A new study reports that ectopic expression of fibroblast growth factor receptor 1 (FGFR1) reprogrammes energy metabolism in prostate cancer cells.

First, the effect of FGF signalling on cell metabolism was investigated. Fgfr1–/–Fgfr2–/–Frs2a–/– mouse embryonic fibroblasts (MEFΔF cells) had lower l-lactate dehydrogenase A chain (LDHA) and higher LDHB expression than parental MEFs, suggesting that FGF signalling regulates the reversible conversion of pyruvate to lactate via LDH isozymes. Indeed, further experiments revealed a shift from aerobic glycolysis to oxidative phosphorylation in MEFΔF cells and that FGFR1 enhances LDHA stability (via phosphorylation) and suppresses Ldhb transcription (via methylation).

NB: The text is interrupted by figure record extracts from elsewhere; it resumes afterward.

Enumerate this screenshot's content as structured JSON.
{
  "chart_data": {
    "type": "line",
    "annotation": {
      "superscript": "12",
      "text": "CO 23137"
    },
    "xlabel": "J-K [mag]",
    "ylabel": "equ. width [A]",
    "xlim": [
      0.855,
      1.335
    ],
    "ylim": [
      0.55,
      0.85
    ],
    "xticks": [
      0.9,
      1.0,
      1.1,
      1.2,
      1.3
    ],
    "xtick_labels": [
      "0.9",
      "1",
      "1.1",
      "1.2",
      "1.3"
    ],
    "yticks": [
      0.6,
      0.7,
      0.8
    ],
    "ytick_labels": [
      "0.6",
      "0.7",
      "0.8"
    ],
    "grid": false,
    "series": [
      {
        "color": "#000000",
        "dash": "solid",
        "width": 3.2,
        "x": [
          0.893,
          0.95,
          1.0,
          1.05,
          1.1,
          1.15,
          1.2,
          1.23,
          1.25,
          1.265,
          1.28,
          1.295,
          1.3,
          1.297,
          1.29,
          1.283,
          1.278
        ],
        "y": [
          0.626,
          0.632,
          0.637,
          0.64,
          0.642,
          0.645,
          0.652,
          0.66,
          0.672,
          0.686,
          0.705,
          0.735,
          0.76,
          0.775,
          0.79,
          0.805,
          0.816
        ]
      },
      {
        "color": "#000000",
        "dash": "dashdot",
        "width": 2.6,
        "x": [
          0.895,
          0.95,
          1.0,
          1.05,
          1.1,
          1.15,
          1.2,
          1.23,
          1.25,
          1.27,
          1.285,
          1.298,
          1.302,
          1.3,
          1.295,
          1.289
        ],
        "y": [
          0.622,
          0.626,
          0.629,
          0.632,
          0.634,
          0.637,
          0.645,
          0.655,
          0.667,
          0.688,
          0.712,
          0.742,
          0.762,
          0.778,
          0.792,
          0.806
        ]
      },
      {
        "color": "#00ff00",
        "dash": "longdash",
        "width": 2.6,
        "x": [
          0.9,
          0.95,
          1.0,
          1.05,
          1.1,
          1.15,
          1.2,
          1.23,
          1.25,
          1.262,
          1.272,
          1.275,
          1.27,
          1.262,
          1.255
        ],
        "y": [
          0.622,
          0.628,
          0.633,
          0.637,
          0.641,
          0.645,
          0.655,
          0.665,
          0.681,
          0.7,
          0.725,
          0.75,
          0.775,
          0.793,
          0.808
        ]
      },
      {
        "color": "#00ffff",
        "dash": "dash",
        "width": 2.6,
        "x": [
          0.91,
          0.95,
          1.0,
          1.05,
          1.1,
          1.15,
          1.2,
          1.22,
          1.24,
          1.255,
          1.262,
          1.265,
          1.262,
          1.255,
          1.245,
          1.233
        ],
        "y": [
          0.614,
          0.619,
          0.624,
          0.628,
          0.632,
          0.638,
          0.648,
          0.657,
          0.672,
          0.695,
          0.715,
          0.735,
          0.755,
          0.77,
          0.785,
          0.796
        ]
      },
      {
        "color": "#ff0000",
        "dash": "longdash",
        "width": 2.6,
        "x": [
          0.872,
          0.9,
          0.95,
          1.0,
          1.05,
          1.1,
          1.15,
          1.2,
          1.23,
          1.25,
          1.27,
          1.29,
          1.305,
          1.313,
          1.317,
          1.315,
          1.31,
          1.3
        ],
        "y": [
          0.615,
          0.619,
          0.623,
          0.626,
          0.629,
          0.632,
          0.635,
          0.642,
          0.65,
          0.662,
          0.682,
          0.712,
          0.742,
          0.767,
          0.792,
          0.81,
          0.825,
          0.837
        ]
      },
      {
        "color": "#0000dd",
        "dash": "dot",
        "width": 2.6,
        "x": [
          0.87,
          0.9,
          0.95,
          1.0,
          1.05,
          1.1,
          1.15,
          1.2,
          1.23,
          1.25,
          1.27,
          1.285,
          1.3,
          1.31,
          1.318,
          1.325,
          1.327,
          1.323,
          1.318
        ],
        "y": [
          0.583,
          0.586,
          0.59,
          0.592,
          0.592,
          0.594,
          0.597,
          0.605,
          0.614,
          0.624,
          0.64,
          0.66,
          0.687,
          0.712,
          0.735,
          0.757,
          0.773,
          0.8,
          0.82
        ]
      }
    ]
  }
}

In DU145 prostate cancer cells, FGFR1 knockout decreased LDHA protein expression and increased LDHB mRNA and protein levels, consistent with a role for FGFR1 in the post-translational and transcriptional regulation of these respective isozymes. In line with MEF observations, depletion of FGFR1 and LDHA induced a metabolic shift to oxidative phosphorylation, whereas LDHB depletion enhanced glycolysis. Subsequent DU145 xenograft experiments revealed that LDHA depletion reduced, but LDHB depletion enhanced, tumorigenicity.

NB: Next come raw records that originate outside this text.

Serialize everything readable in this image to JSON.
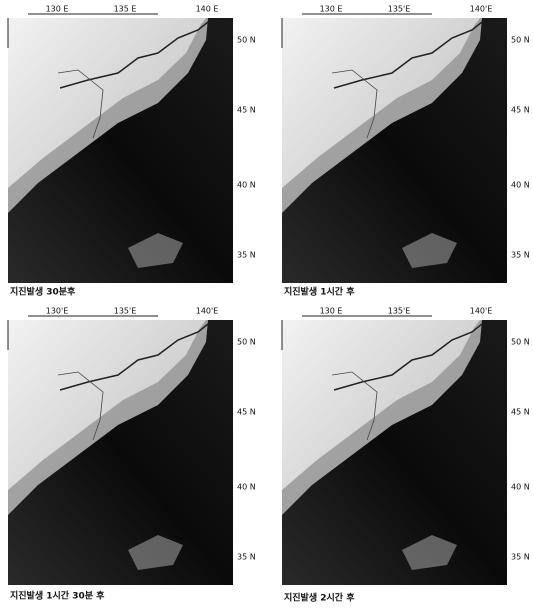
{
  "panels": [
    {
      "caption": "지진발생 30분후",
      "xlabels": [
        "130 E",
        "135 E",
        "140 E"
      ],
      "ylabels": [
        "50 N",
        "45 N",
        "40 N",
        "35 N"
      ]
    },
    {
      "caption": "지진발생 1시간 후",
      "xlabels": [
        "130 E",
        "135'E",
        "140'E"
      ],
      "ylabels": [
        "50 N",
        "45 N",
        "40 N",
        "35 N"
      ]
    },
    {
      "caption": "지진발생 1시간 30분 후",
      "xlabels": [
        "130'E",
        "135'E",
        "140'E"
      ],
      "ylabels": [
        "50 N",
        "45 N",
        "40 N",
        "35 N"
      ]
    },
    {
      "caption": "지진발생 2시간 후",
      "xlabels": [
        "130 E",
        "135'E",
        "140'E"
      ],
      "ylabels": [
        "50 N",
        "45 N",
        "40 N",
        "35 N"
      ]
    }
  ]
}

Clinical relevance was assessed using a tissue microarray comprising 225 prostate cancer samples and 27 benign prostate tissue samples annotated with 15-year follow-up data. Compared with benign tissues, prostate cancer tissues had higher levels of total and phosphorylated LDHA, lower LDHB levels, and higher FGFR1 expression, which were each associated with significantly shorter biochemical-recurrence-free survival.

The study shows that FGFR1 enhances aerobic glycolysis — the Warburg effect — to drive prostate cancer progression by differentially regulating LDHA and LDHB, which could be novel prognostic biomarkers.